Beta-hCG levels may also be elevated in children with hepatoblastoma or hepatocellular carcinoma, which may result in isosexual precocity in boys.[28,29] Extremely high levels of beta-hCG are associated with infantile choriocarcinoma of the liver.
The incidence of hepatoblastoma is increased 1,000 to 10,000-fold in infants and children with Beckwith-Wiedemann syndrome (BWS).[30,31] Hepatoblastoma is also increased in hemihypertophy, an overgrowth syndrome caused by the same epigenetic changes in chromosome 11p15.5 that cause many cases of BWS, but in a genetically mosaic fashion.[31,33] BWS can be caused by either genetic mutations and be familial, or much more commonly, by epigenetic changes and be sporadic. Either mechanism can be associated with an increased incidence of embryonal tumors including Wilms tumor and hepatoblastoma. The gene dosage and ensuing increase in expression of insulin-like growth factor 2 (IGF 2) has been implicated in the macrosomia and embryonal tumors in BWS and hemihypertrophy.[31,34] When sporadic, the types of embryonal tumors associated with BWS have frequently also undergone somatic changes in the BWS locus and IGF 2.[35,36] All children with BWS or isolated hemihypertrophy should be screened regularly by ultrasound to detect abdominal malignancies at an early stage. Screening using AFP levels has helped in the early detection of hepatoblastoma in children with BWS or hemihypertrophy. Other somatic overgrowth syndromes, such as Simpson-Golabi-Behmel syndrome, may also be associated with hepatoblastoma.

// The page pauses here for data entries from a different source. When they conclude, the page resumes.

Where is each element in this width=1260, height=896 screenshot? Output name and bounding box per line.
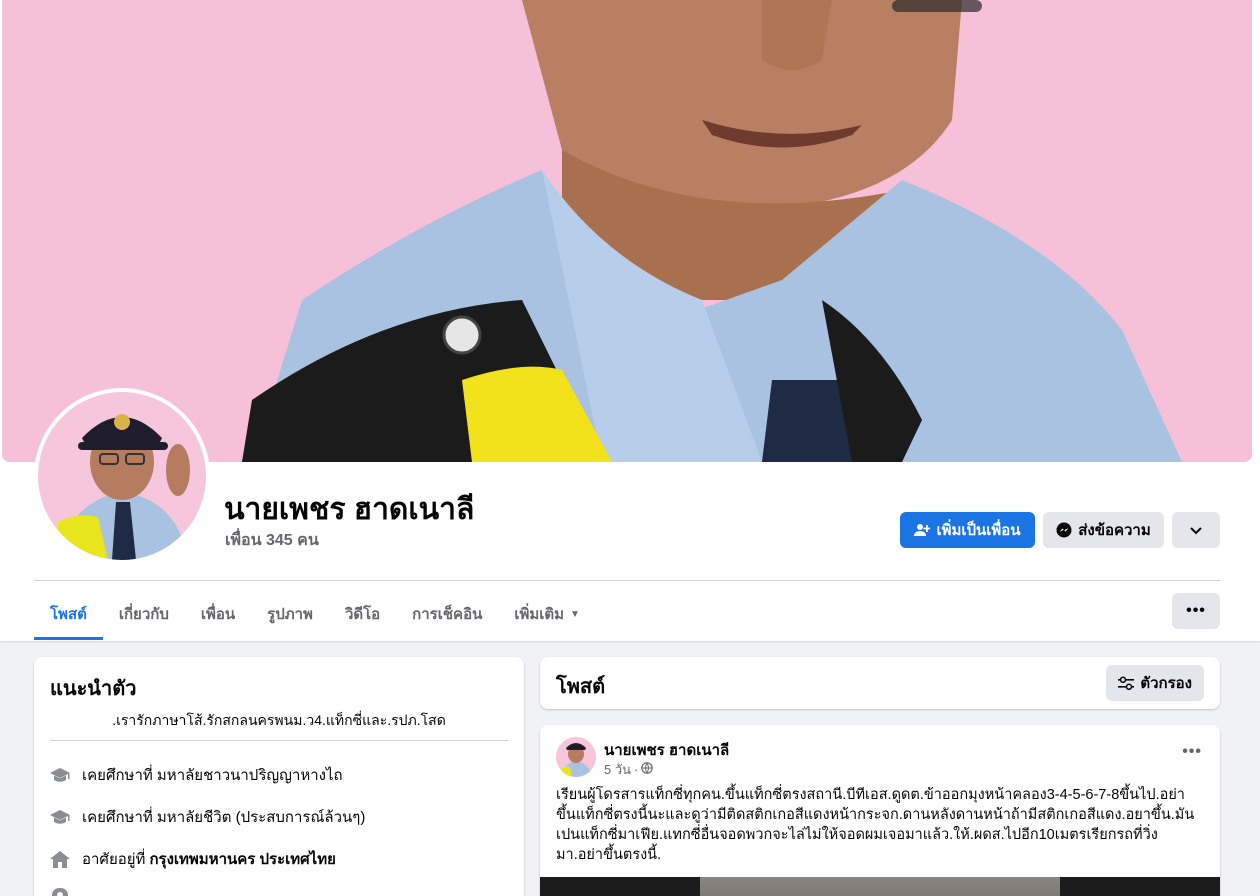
messenger-icon	[1056, 522, 1072, 538]
send-message-button[interactable]: ส่งข้อความ	[1043, 512, 1164, 548]
graduation-cap-icon	[50, 765, 70, 785]
post-options-button[interactable]: •••	[1182, 743, 1202, 761]
post-media[interactable]	[540, 877, 1220, 896]
add-friend-label: เพิ่มเป็นเพื่อน	[936, 522, 1021, 539]
caret-down-icon: ▼	[570, 608, 580, 620]
intro-card: แนะนำตัว .เรารักภาษาโส้.รักสกลนครพนม.ว4.…	[34, 657, 524, 896]
intro-education-2: เคยศึกษาที่ มหาลัยชีวิต (ประสบการณ์ล้วนๆ…	[50, 805, 365, 829]
cover-photo[interactable]	[2, 0, 1252, 462]
profile-dropdown-button[interactable]	[1172, 512, 1220, 548]
tab-label: เพิ่มเติม	[514, 606, 565, 623]
send-message-label: ส่งข้อความ	[1078, 522, 1151, 539]
home-icon	[50, 849, 70, 869]
posts-title: โพสต์	[556, 676, 606, 698]
tab-label: โพสต์	[50, 606, 87, 623]
avatar	[556, 737, 596, 777]
intro-divider	[50, 740, 508, 741]
filter-button[interactable]: ตัวกรอง	[1106, 665, 1204, 701]
meta-separator: ·	[634, 762, 639, 777]
intro-title: แนะนำตัว	[50, 678, 137, 700]
add-friend-button[interactable]: เพิ่มเป็นเพื่อน	[900, 512, 1035, 548]
post-media-image	[700, 877, 1060, 896]
post-card: นายเพชร ฮาดเนาลี 5 วัน · ••• เรียนผู้โดร…	[540, 725, 1220, 896]
post-text: เรียนผู้โดรสารแท็กซี่ทุกคน.ขึ้นแท็กซี่ตร…	[556, 787, 1195, 863]
tab-label: รูปภาพ	[267, 606, 313, 623]
intro-more-item	[50, 887, 82, 896]
friends-count[interactable]: เพื่อน 345 คน	[225, 528, 319, 553]
intro-lives-in: อาศัยอยู่ที่ กรุงเทพมหานคร ประเทศไทย	[50, 847, 336, 871]
intro-location-link[interactable]: กรุงเทพมหานคร ประเทศไทย	[149, 847, 335, 871]
tab-posts[interactable]: โพสต์	[34, 588, 103, 640]
tab-label: วิดีโอ	[344, 606, 381, 623]
posts-header-card: โพสต์ ตัวกรอง	[540, 657, 1220, 709]
tabs-more-options-button[interactable]: •••	[1172, 593, 1220, 629]
filter-label: ตัวกรอง	[1140, 675, 1192, 692]
intro-bio: .เรารักภาษาโส้.รักสกลนครพนม.ว4.แท็กซี่แล…	[112, 712, 446, 728]
tab-about[interactable]: เกี่ยวกับ	[103, 588, 185, 640]
more-dots-icon: •••	[1182, 743, 1202, 760]
intro-item-text: เคยศึกษาที่ มหาลัยชีวิต (ประสบการณ์ล้วนๆ…	[82, 809, 366, 826]
cover-photo-image	[2, 0, 1252, 462]
profile-avatar-image	[38, 392, 206, 560]
tab-photos[interactable]: รูปภาพ	[251, 588, 329, 640]
post-meta: 5 วัน ·	[604, 759, 654, 780]
post-timestamp[interactable]: 5 วัน	[604, 759, 631, 780]
post-author-avatar[interactable]	[556, 737, 596, 777]
globe-icon	[641, 762, 654, 777]
add-friend-icon	[914, 522, 931, 538]
tab-label: เพื่อน	[200, 606, 236, 623]
intro-item-text: อาศัยอยู่ที่	[82, 851, 146, 868]
graduation-cap-icon	[50, 807, 70, 827]
tab-more[interactable]: เพิ่มเติม ▼	[498, 588, 596, 640]
filter-sliders-icon	[1118, 676, 1135, 690]
tab-label: การเช็คอิน	[412, 606, 483, 623]
tab-friends[interactable]: เพื่อน	[185, 588, 251, 640]
tab-videos[interactable]: วิดีโอ	[329, 588, 396, 640]
intro-education-1: เคยศึกษาที่ มหาลัยชาวนาปริญญาหางไถ	[50, 763, 343, 787]
intro-item-text: เคยศึกษาที่ มหาลัยชาวนาปริญญาหางไถ	[82, 767, 343, 784]
tab-label: เกี่ยวกับ	[118, 606, 169, 623]
profile-tabs: โพสต์ เกี่ยวกับ เพื่อน รูปภาพ วิดีโอ การ…	[34, 588, 596, 640]
more-dots-icon: •••	[1186, 602, 1206, 619]
header-divider	[34, 580, 1220, 581]
profile-avatar[interactable]	[34, 388, 210, 564]
profile-name: นายเพชร ฮาดเนาลี	[224, 493, 475, 526]
tab-checkins[interactable]: การเช็คอิน	[396, 588, 498, 640]
chevron-down-icon	[1190, 522, 1202, 539]
location-pin-icon	[50, 887, 70, 896]
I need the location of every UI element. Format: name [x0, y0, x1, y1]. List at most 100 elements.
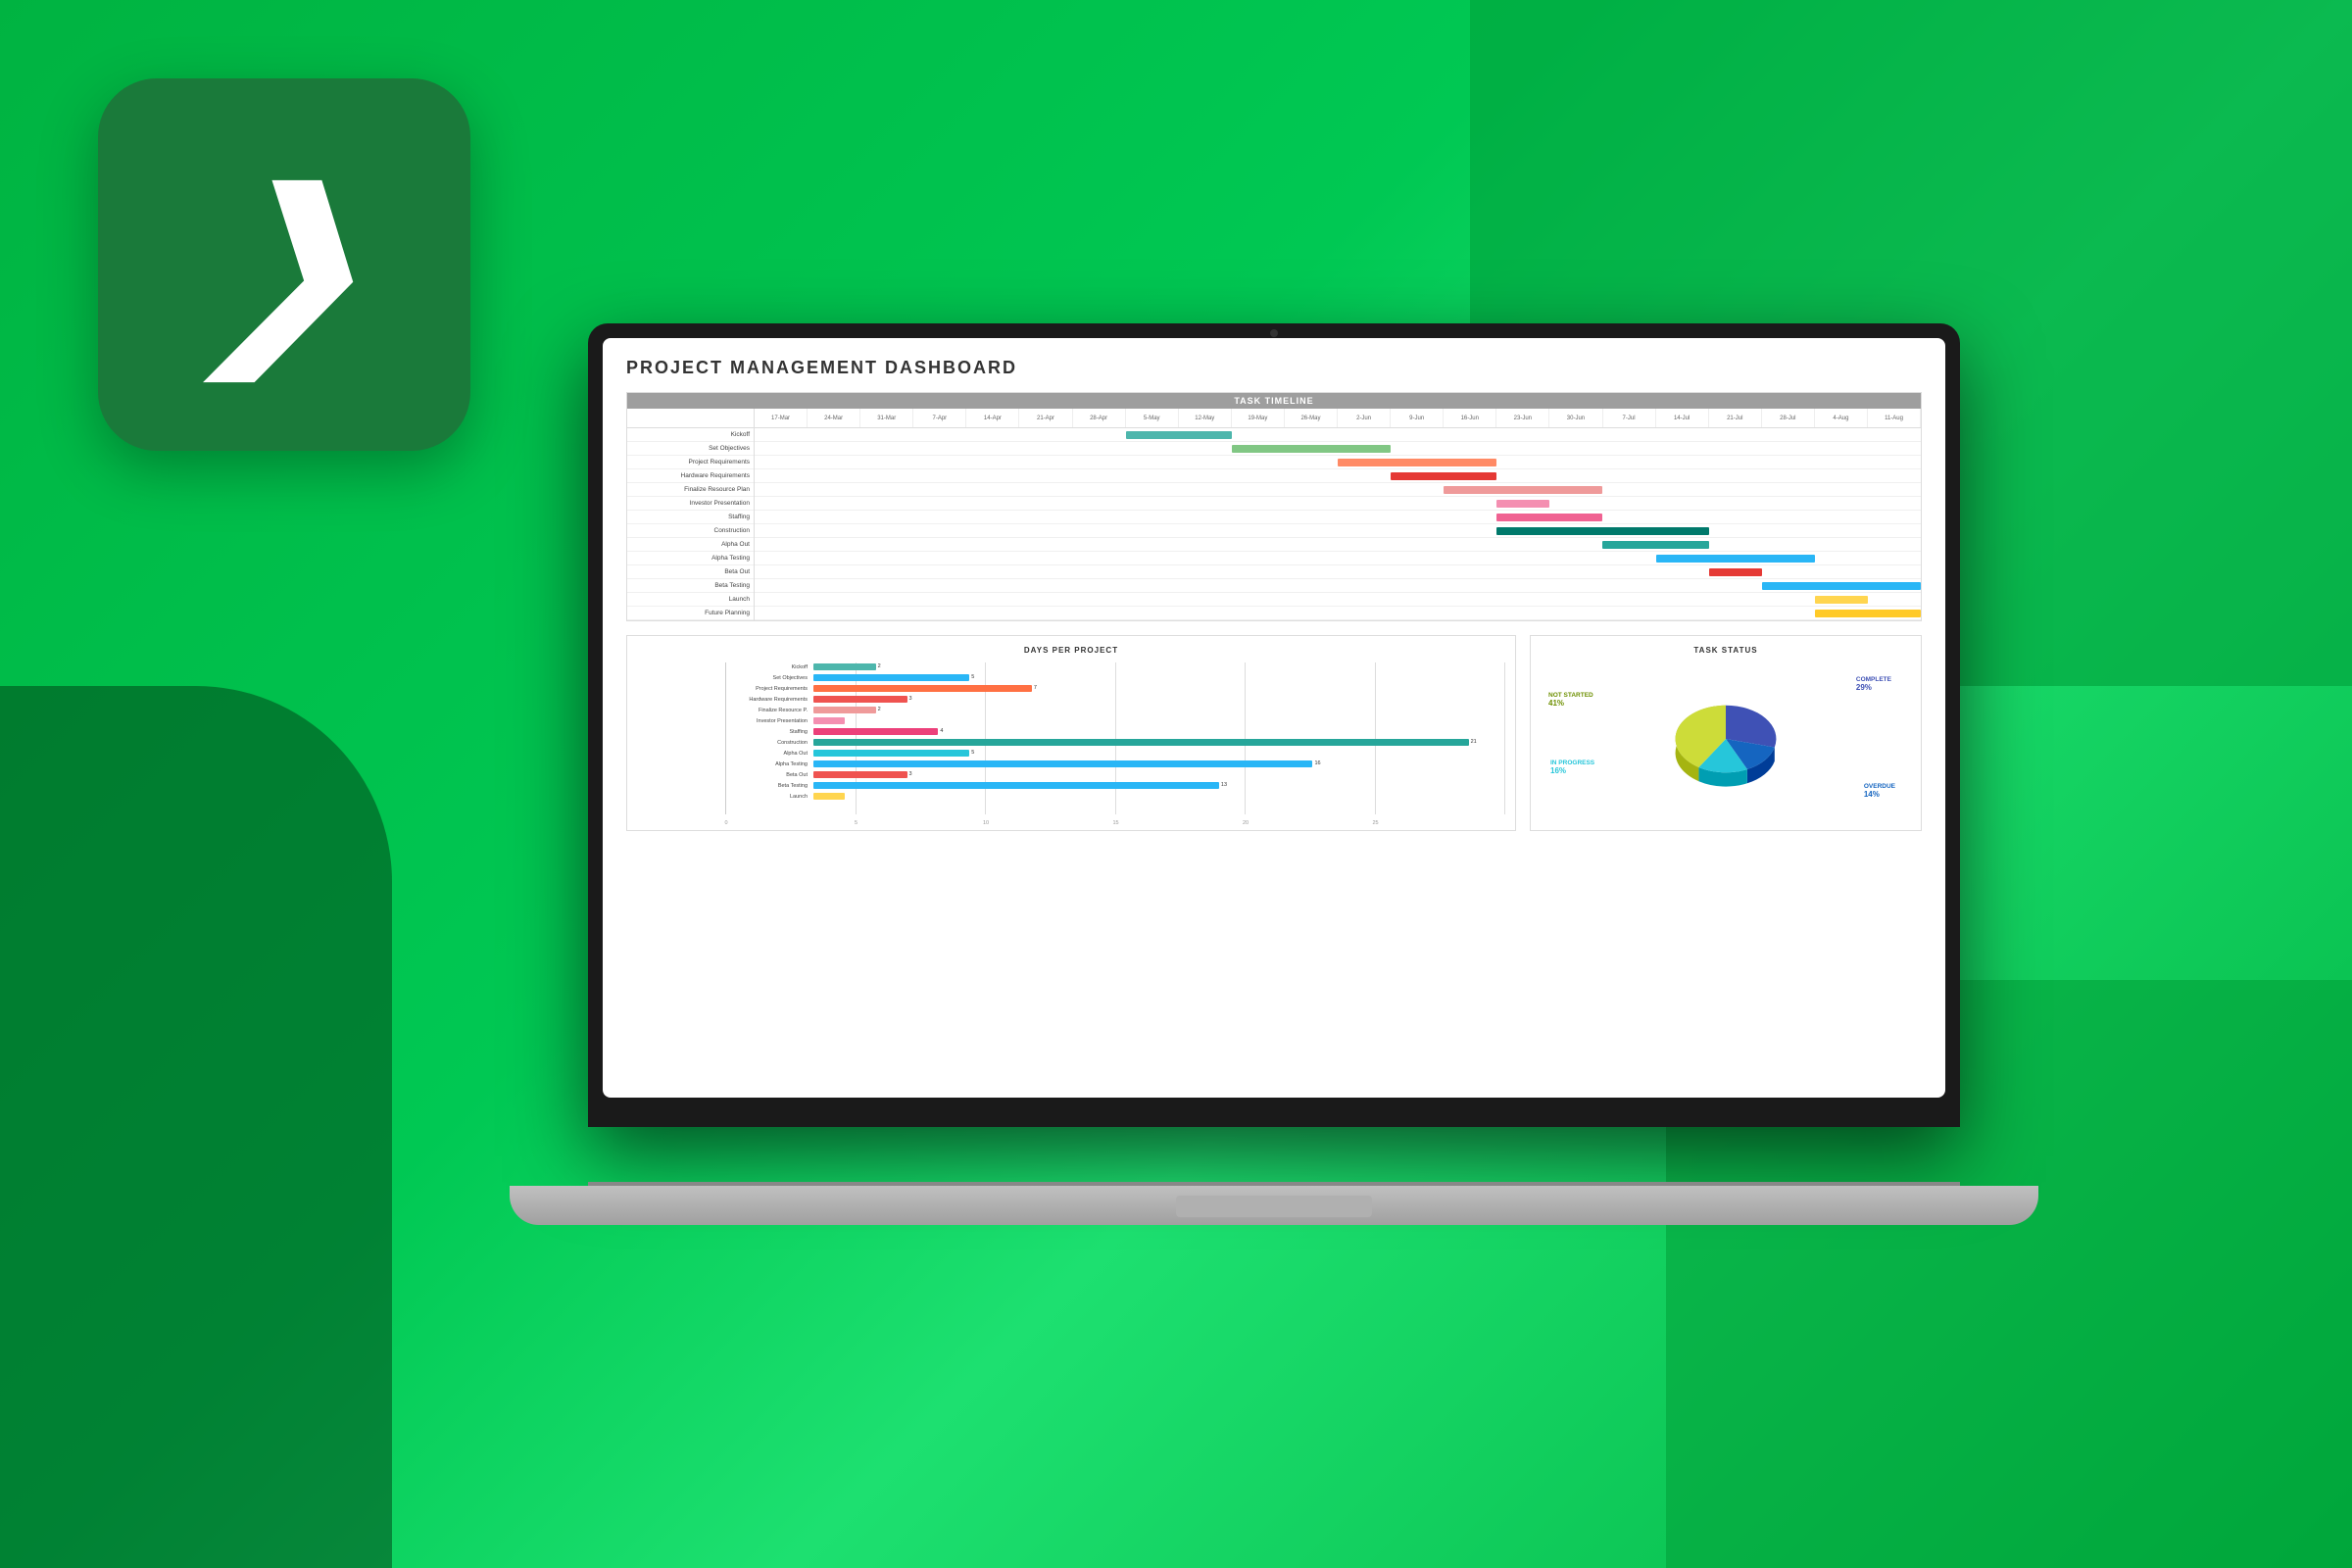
gantt-date-col: 28-Jul	[1762, 409, 1815, 427]
pie-label-complete: COMPLETE29%	[1856, 676, 1891, 692]
laptop-screen: PROJECT MANAGEMENT DASHBOARD TASK TIMELI…	[603, 338, 1945, 1098]
laptop-screen-bezel: PROJECT MANAGEMENT DASHBOARD TASK TIMELI…	[588, 323, 1960, 1127]
gantt-bar	[1815, 596, 1868, 604]
gantt-row	[755, 456, 1921, 469]
gantt-row	[755, 552, 1921, 565]
gantt-row	[755, 524, 1921, 538]
dashboard-title: PROJECT MANAGEMENT DASHBOARD	[626, 358, 1922, 378]
bar-chart-row: Investor Presentation	[725, 716, 1505, 725]
gantt-bar	[1762, 582, 1921, 590]
dashboard: PROJECT MANAGEMENT DASHBOARD TASK TIMELI…	[603, 338, 1945, 1098]
bar-track: 3	[813, 771, 907, 778]
bar-value-label: 3	[909, 696, 912, 702]
gantt-row	[755, 428, 1921, 442]
gantt-bar	[1709, 568, 1762, 576]
gantt-row	[755, 469, 1921, 483]
webcam	[1270, 329, 1278, 337]
gantt-date-col: 31-Mar	[860, 409, 913, 427]
pie-label-notstarted: NOT STARTED41%	[1548, 692, 1593, 708]
gantt-date-col: 21-Apr	[1019, 409, 1072, 427]
bar-chart-row: Staffing4	[725, 727, 1505, 736]
gantt-date-col: 26-May	[1285, 409, 1338, 427]
gantt-bar	[1496, 527, 1708, 535]
bar-label: Staffing	[725, 729, 811, 735]
gantt-date-col: 30-Jun	[1549, 409, 1602, 427]
bar-track: 13	[813, 782, 1219, 789]
bar-chart-row: Beta Out3	[725, 770, 1505, 779]
bar-label: Alpha Testing	[725, 761, 811, 767]
bar-track: 21	[813, 739, 1469, 746]
charts-row: DAYS PER PROJECT 0510152025Kickoff2Set O…	[626, 635, 1922, 831]
gantt-label-row: Finalize Resource Plan	[627, 483, 754, 497]
bar-track: 7	[813, 685, 1032, 692]
gantt-date-col: 11-Aug	[1868, 409, 1921, 427]
bar-label: Beta Testing	[725, 783, 811, 789]
bar-label: Set Objectives	[725, 675, 811, 681]
gantt-labels: Kickoff Set Objectives Project Requireme…	[627, 409, 755, 620]
gantt-row	[755, 538, 1921, 552]
gantt-date-col: 24-Mar	[808, 409, 860, 427]
gantt-row	[755, 579, 1921, 593]
gantt-date-col: 17-Mar	[755, 409, 808, 427]
gantt-bar	[1496, 514, 1602, 521]
gantt-label-row: Beta Testing	[627, 579, 754, 593]
bar-label: Alpha Out	[725, 751, 811, 757]
bar-track: 3	[813, 696, 907, 703]
gantt-label-row: Alpha Out	[627, 538, 754, 552]
gantt-bar	[1444, 486, 1602, 494]
gantt-label-row: Investor Presentation	[627, 497, 754, 511]
pie-svg	[1647, 670, 1804, 808]
gantt-label-row: Beta Out	[627, 565, 754, 579]
gantt-date-row: 17-Mar24-Mar31-Mar7-Apr14-Apr21-Apr28-Ap…	[755, 409, 1921, 428]
gantt-bar	[1815, 610, 1921, 617]
bar-value-label: 13	[1221, 782, 1227, 788]
bar-label: Beta Out	[725, 772, 811, 778]
bar-value-label: 3	[909, 771, 912, 777]
gantt-header: TASK TIMELINE	[627, 393, 1921, 409]
gantt-bar	[1602, 541, 1708, 549]
gantt-date-col: 28-Apr	[1073, 409, 1126, 427]
gantt-date-col: 9-Jun	[1391, 409, 1444, 427]
gantt-row	[755, 497, 1921, 511]
bar-track: 5	[813, 674, 969, 681]
gantt-row	[755, 607, 1921, 620]
bar-track: 16	[813, 760, 1312, 767]
gantt-row	[755, 565, 1921, 579]
gantt-row	[755, 593, 1921, 607]
bar-chart-box: DAYS PER PROJECT 0510152025Kickoff2Set O…	[626, 635, 1516, 831]
gantt-label-row: Kickoff	[627, 428, 754, 442]
laptop-trackpad	[1176, 1196, 1372, 1217]
laptop-base	[510, 1186, 2038, 1225]
pie-chart-title: TASK STATUS	[1541, 646, 1911, 655]
gantt-date-col: 2-Jun	[1338, 409, 1391, 427]
bar-track: 2	[813, 663, 876, 670]
gantt-date-col: 23-Jun	[1496, 409, 1549, 427]
laptop-wrapper: PROJECT MANAGEMENT DASHBOARD TASK TIMELI…	[343, 176, 2205, 1372]
gantt-row	[755, 442, 1921, 456]
gantt-row	[755, 511, 1921, 524]
pie-label-overdue: OVERDUE14%	[1864, 783, 1895, 799]
person-silhouette	[0, 686, 392, 1568]
gantt-label-row: Staffing	[627, 511, 754, 524]
bar-value-label: 16	[1314, 760, 1320, 766]
gantt-date-col: 7-Apr	[913, 409, 966, 427]
pie-chart-box: TASK STATUS COMPLETE29% OVERDUE14% IN PR…	[1530, 635, 1922, 831]
bar-chart-row: Set Objectives5	[725, 673, 1505, 682]
bar-value-label: 21	[1471, 739, 1477, 745]
bar-label: Finalize Resource P.	[725, 708, 811, 713]
gantt-label-row: Alpha Testing	[627, 552, 754, 565]
bar-chart-row: Kickoff2	[725, 662, 1505, 671]
gantt-label-row: Set Objectives	[627, 442, 754, 456]
bar-label: Hardware Requirements	[725, 697, 811, 703]
gantt-date-col: 4-Aug	[1815, 409, 1868, 427]
bar-value-label: 7	[1034, 685, 1037, 691]
gantt-date-col: 21-Jul	[1709, 409, 1762, 427]
bar-track	[813, 793, 845, 800]
bar-chart-title: DAYS PER PROJECT	[637, 646, 1505, 655]
bar-track: 4	[813, 728, 938, 735]
gantt-label-row: Construction	[627, 524, 754, 538]
bar-value-label: 2	[878, 707, 881, 712]
gantt-bar	[1391, 472, 1496, 480]
gantt-date-col: 19-May	[1232, 409, 1285, 427]
gantt-bar	[1126, 431, 1232, 439]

Familial adenomatous polyposis
There is an association between hepatoblastoma and familial adenomatous polyposis (FAP); children in families that carry the APC gene are at an 800-fold increased risk for hepatoblastoma. However, hepatoblastoma occurs in less than 1% of FAP family members, so ultrasound and AFP screening for hepatoblastoma in members of families with FAP is controversial.[39,40,41] The predisposition to hepatoblastoma may be limited to a specific subset of APC mutations. It has been recommended that all children with hepatoblastoma be examined for congenital hypertrophy of the retinal pigment epithelium, a marker of APC mutation carriers in 70% of polyposis families. In the absence of APC germline mutations, childhood hepatoblastomas do not have somatic mutations in the APC gene; however, they frequently have mutations in the beta-catenin gene, the function of which is closely related to APC.
Hepatitis B and hepatitis C infection
Hepatocellular carcinoma is associated with hepatitis B and hepatitis C infection,[44,45,46] especially in children with perinatally acquired hepatitis B virus. Widespread hepatitis B immunization has decreased the incidence of hepatocellular carcinoma in Asia. Compared with adults, the incubation period from hepatitis virus infection to the genesis of hepatocellular carcinoma is extremely short in a small subset of children with perinatally acquired virus. Mutations in the met/hepatocyte growth factor receptor gene occur in childhood hepatocellular carcinoma, and this could be the mechanism that results in a shortened incubation period. Several specific types of nonviral liver injury and cirrhosis are associated with hepatocellular carcinoma in children including tyrosinemia and biliary cirrhosis. Hepatocellular carcinoma may also arise in very young children with mutations in the bile salt export pump ABCB11, which causes progressive familial hepatic cholestasis.